Speaking of Dave Camp’s tax reform plan, it’s out now. It may be DOA, but it’s out. In a nutshell, it reduces rates, reduces the number of tax brackets, and increases both the standard deduction and the child tax credit. As a result, many fewer people would have to file 1040 long forms. To make up for this, Camp proposes limiting or eliminating a raft of deductions and tax breaks. Here’s my favorite:
- Preventing makers of violent video games from qualifying for the R&D tax credit.
Boo-yah! That’s the way to play culture war politics in a boring tax reform proposal. There are also references to “Wall Street tycoons”—not a phrase you normally hear from a Republican—and a proposal to end tax breaks that allow university presidents to live in mansions tax free. Populism!
Joking aside, I’ll give Camp credit for going after a long laundry list of very specific deductions. On the other hand, he also appears to finance his plan partly through an effective cut in the Earned Income Tax Credit. I can’t say that for sure without more details, but it sure looks that way on first inspection. The plan also “consolidates” higher education tax breaks, which might be a good idea, though it’s hard to tell without more details. If it’s just an excuse to reduce financial aid, it’s not so good.

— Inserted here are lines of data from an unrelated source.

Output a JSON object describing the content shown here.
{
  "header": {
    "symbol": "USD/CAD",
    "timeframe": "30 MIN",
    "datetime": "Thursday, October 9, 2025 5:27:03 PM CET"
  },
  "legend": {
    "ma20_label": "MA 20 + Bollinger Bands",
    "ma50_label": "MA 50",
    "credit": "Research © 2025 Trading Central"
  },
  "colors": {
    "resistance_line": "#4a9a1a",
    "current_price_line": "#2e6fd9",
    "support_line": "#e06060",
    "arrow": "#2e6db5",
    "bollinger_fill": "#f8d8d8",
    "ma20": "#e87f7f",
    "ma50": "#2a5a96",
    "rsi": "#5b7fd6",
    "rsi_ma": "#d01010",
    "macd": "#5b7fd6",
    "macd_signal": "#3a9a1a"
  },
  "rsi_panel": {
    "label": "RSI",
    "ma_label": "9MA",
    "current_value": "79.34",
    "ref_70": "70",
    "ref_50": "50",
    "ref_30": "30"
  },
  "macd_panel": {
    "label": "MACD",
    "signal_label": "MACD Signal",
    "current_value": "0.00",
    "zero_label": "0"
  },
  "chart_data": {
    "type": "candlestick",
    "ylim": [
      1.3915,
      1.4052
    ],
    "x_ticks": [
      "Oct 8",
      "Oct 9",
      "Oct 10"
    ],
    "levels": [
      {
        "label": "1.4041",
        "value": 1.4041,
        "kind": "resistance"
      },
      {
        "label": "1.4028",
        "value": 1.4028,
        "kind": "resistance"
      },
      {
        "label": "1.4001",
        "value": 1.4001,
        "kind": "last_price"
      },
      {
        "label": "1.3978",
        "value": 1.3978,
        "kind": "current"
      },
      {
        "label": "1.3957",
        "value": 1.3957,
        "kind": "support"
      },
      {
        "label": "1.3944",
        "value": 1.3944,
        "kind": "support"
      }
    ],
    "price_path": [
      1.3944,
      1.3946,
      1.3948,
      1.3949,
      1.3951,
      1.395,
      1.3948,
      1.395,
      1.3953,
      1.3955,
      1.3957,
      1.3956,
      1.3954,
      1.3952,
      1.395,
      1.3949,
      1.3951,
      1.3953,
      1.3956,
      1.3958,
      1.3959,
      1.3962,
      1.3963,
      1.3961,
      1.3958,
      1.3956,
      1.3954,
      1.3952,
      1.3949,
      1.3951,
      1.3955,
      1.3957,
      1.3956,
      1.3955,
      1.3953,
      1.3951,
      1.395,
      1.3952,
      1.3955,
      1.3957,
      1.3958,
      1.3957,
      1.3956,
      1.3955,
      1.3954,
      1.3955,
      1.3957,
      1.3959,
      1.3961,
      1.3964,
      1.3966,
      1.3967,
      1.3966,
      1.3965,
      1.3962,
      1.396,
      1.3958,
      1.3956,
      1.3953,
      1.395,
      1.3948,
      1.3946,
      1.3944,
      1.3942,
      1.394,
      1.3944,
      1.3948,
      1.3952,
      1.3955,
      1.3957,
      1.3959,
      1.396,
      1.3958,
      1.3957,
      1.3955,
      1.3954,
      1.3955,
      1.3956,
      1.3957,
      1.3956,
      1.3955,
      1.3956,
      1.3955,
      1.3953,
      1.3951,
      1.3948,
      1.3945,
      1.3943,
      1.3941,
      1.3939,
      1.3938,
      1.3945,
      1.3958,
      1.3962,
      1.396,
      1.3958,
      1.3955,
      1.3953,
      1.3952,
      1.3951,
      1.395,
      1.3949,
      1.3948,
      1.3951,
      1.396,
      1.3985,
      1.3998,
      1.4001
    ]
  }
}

There’s also a proposal for a small change to the mortgage interest deduction—a brave act even if it’s fairly paltry—and a proposal to partially end the carried interest loophole. Camp also proposes a 0.035 percent tax on big banks, which is probably a good idea. Camp repeals the AMT, which is a great idea, and funds it by eliminating the tax deduction for state and local taxes. This is a longtime favorite of conservatives because, as Camp says, “This deduction redistributes wealth to big-government, high-tax states from small-government, low-tax states.” In other words, it benefits blue states more than red states, so why not get rid of it?

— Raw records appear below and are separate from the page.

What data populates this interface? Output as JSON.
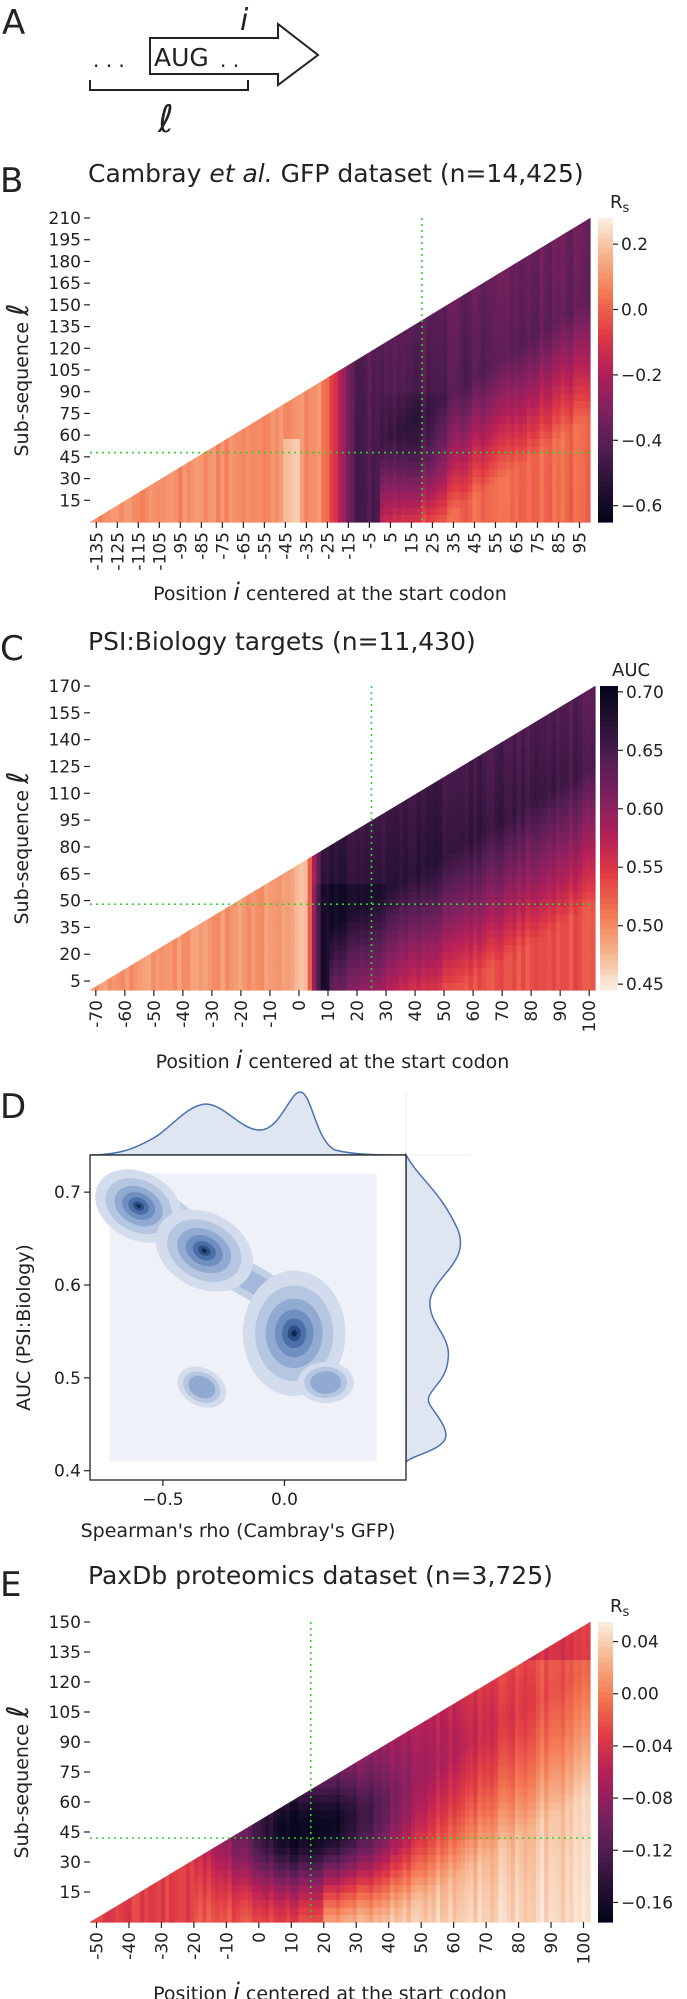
{
  "panel_a": {
    "letter": "A",
    "dots_left": ". . .",
    "codon": "AUG",
    "dots_right": ". .",
    "label_i": "i",
    "label_l": "ℓ"
  },
  "chart_data": [
    {
      "id": "B",
      "letter": "B",
      "type": "heatmap",
      "title_pre": "Cambray ",
      "title_em": "et al.",
      "title_post": " GFP dataset (n=14,425)",
      "xlabel_pre": "Position ",
      "xlabel_var": "i",
      "xlabel_post": " centered at the start codon",
      "ylabel": "Sub-sequence ",
      "ylabel_var": "ℓ",
      "x_ticks": [
        "-135",
        "-125",
        "-115",
        "-105",
        "-95",
        "-85",
        "-75",
        "-65",
        "-55",
        "-45",
        "-35",
        "-25",
        "-15",
        "-5",
        "5",
        "15",
        "25",
        "35",
        "45",
        "55",
        "65",
        "75",
        "85",
        "95"
      ],
      "y_ticks": [
        "15",
        "30",
        "45",
        "60",
        "75",
        "90",
        "105",
        "120",
        "135",
        "150",
        "165",
        "180",
        "195",
        "210"
      ],
      "xlim": [
        -138,
        100
      ],
      "ylim": [
        0,
        210
      ],
      "colorbar_label": "R",
      "colorbar_sub": "s",
      "colorbar_ticks": [
        "0.2",
        "0.0",
        "−0.2",
        "−0.4",
        "−0.6"
      ],
      "colorbar_range": [
        -0.65,
        0.28
      ],
      "colormap": "rocket",
      "colormap_reversed": false,
      "optimum": {
        "x": 20,
        "y": 48
      },
      "guide_color": "#2bd62b"
    },
    {
      "id": "C",
      "letter": "C",
      "type": "heatmap",
      "title_pre": "PSI:Biology targets (n=11,430)",
      "title_em": "",
      "title_post": "",
      "xlabel_pre": "Position ",
      "xlabel_var": "i",
      "xlabel_post": " centered at the start codon",
      "ylabel": "Sub-sequence ",
      "ylabel_var": "ℓ",
      "x_ticks": [
        "-70",
        "-60",
        "-50",
        "-40",
        "-30",
        "-20",
        "-10",
        "0",
        "10",
        "20",
        "30",
        "40",
        "50",
        "60",
        "70",
        "80",
        "90",
        "100"
      ],
      "y_ticks": [
        "5",
        "20",
        "35",
        "50",
        "65",
        "80",
        "95",
        "110",
        "125",
        "140",
        "155",
        "170"
      ],
      "xlim": [
        -72,
        102
      ],
      "ylim": [
        0,
        170
      ],
      "colorbar_label": "AUC",
      "colorbar_sub": "",
      "colorbar_ticks": [
        "0.70",
        "0.65",
        "0.60",
        "0.55",
        "0.50",
        "0.45"
      ],
      "colorbar_range": [
        0.445,
        0.705
      ],
      "colormap": "rocket",
      "colormap_reversed": true,
      "optimum": {
        "x": 25,
        "y": 48
      },
      "guide_color": "#2bd62b"
    },
    {
      "id": "D",
      "letter": "D",
      "type": "kde-joint",
      "xlabel": "Spearman's rho (Cambray's GFP)",
      "ylabel": "AUC (PSI:Biology)",
      "x_ticks": [
        "−0.5",
        "0.0"
      ],
      "y_ticks": [
        "0.4",
        "0.5",
        "0.6",
        "0.7"
      ],
      "xlim": [
        -0.8,
        0.5
      ],
      "ylim": [
        0.39,
        0.74
      ],
      "color": "#4a72b0",
      "fill_color": "#dfe6f2",
      "clusters": [
        {
          "x": -0.6,
          "y": 0.685,
          "weight": 0.8
        },
        {
          "x": -0.33,
          "y": 0.637,
          "weight": 1.0
        },
        {
          "x": 0.04,
          "y": 0.548,
          "weight": 1.0
        },
        {
          "x": 0.17,
          "y": 0.495,
          "weight": 0.3
        },
        {
          "x": -0.34,
          "y": 0.49,
          "weight": 0.25
        }
      ]
    },
    {
      "id": "E",
      "letter": "E",
      "type": "heatmap",
      "title_pre": "PaxDb proteomics dataset (n=3,725)",
      "title_em": "",
      "title_post": "",
      "xlabel_pre": "Position ",
      "xlabel_var": "i",
      "xlabel_post": " centered at the start codon",
      "ylabel": "Sub-sequence ",
      "ylabel_var": "ℓ",
      "x_ticks": [
        "-50",
        "-40",
        "-30",
        "-20",
        "-10",
        "0",
        "10",
        "20",
        "30",
        "40",
        "50",
        "60",
        "70",
        "80",
        "90",
        "100"
      ],
      "y_ticks": [
        "15",
        "30",
        "45",
        "60",
        "75",
        "90",
        "105",
        "120",
        "135",
        "150"
      ],
      "xlim": [
        -52,
        102
      ],
      "ylim": [
        0,
        150
      ],
      "colorbar_label": "R",
      "colorbar_sub": "s",
      "colorbar_ticks": [
        "0.04",
        "0.00",
        "−0.04",
        "−0.08",
        "−0.12",
        "−0.16"
      ],
      "colorbar_range": [
        -0.175,
        0.055
      ],
      "colormap": "rocket",
      "colormap_reversed": false,
      "optimum": {
        "x": 16,
        "y": 42
      },
      "guide_color": "#2bd62b"
    }
  ]
}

He also wants to get rid of the NFL’s tax exemption. Sounds good to me.
Camp’s plan is long and includes upwards of a hundred specific tax deductions that he wants to reform or eliminate. There are enough caveats that it’s hard to tell exactly how far his proposals go, but again, kudos to him for making specific proposals at all. His plan may be DOA precisely because he was so specific, but kudos anyway. I’ll be interested in following the reaction as everyone figures out just whose ox would be gored by his various bullet points. Should be fun.